Staff turnover at FALKVILLE REHABILITATION AND HEALTHCARE CENTER is high. At 57%, the facility is 10 percentage points above the Alabama average of 46%. High turnover means new staff may not know residents' individual needs, medications, or preferences. It can also be disorienting for residents, especially those with dementia who rely on familiar faces. Families should ask: What is causing the turnover? What retention programs are in place? How do you ensure care continuity during staff transitions?

Was Falkville Rehabilitation And Healthcare Center Ever Fined?

FALKVILLE REHABILITATION AND HEALTHCARE CENTER has been fined $90,143 across 1 penalty action. This is above the Alabama average of $33,980. Fines in this range indicate compliance issues significant enough for CMS to impose meaningful financial consequences. Common causes include delayed correction of deficiencies, repeat violations, or care failures affecting resident safety. Families should ask facility leadership what changes have been made since these penalties.

Is Falkville Rehabilitation And Healthcare Center on Any Federal Watch List?

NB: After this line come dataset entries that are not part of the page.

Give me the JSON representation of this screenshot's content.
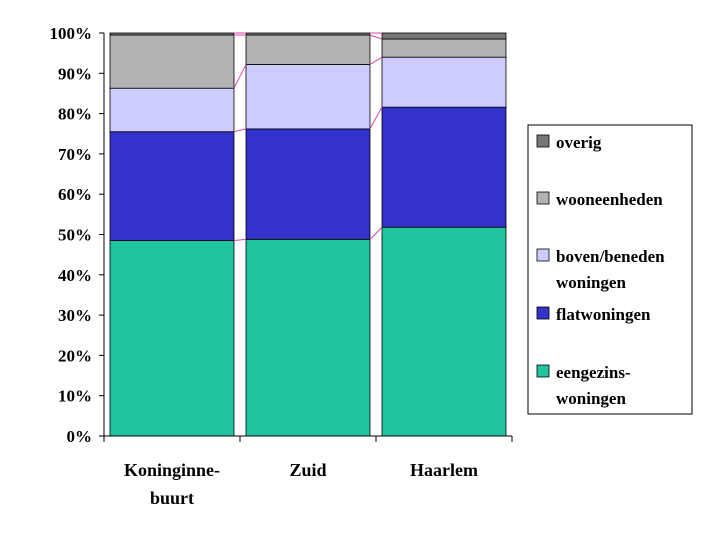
{
  "chart_data": {
    "type": "bar",
    "stacked": true,
    "percent_stacked": true,
    "categories": [
      "Koninginne-\nbuurt",
      "Zuid",
      "Haarlem"
    ],
    "series": [
      {
        "name": "eengezins-\nwoningen",
        "color": "#22c4a0",
        "values": [
          48.5,
          48.8,
          51.8
        ]
      },
      {
        "name": "flatwoningen",
        "color": "#3333cc",
        "values": [
          27.0,
          27.4,
          29.8
        ]
      },
      {
        "name": "boven/beneden\nwoningen",
        "color": "#ccccff",
        "values": [
          10.8,
          16.0,
          12.4
        ]
      },
      {
        "name": "wooneenheden",
        "color": "#b2b2b2",
        "values": [
          13.2,
          7.3,
          4.5
        ]
      },
      {
        "name": "overig",
        "color": "#777777",
        "values": [
          0.5,
          0.5,
          1.5
        ]
      }
    ],
    "yticks": [
      "0%",
      "10%",
      "20%",
      "30%",
      "40%",
      "50%",
      "60%",
      "70%",
      "80%",
      "90%",
      "100%"
    ],
    "ylim": [
      0,
      100
    ],
    "series_lines_color": "#dd44aa",
    "legend_position": "right",
    "grid": false
  }
}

FALKVILLE REHABILITATION AND HEALTHCARE CENTER is not on any federal watch list. The most significant is the Special Focus Facility (SFF) program, which identifies the bottom 1% of nursing homes nationally based on persistent, serious quality problems. Not being on this list means the facility has avoided the pattern of deficiencies that triggers enhanced federal oversight. This is a positive indicator, though families should still review the facility's inspection history directly.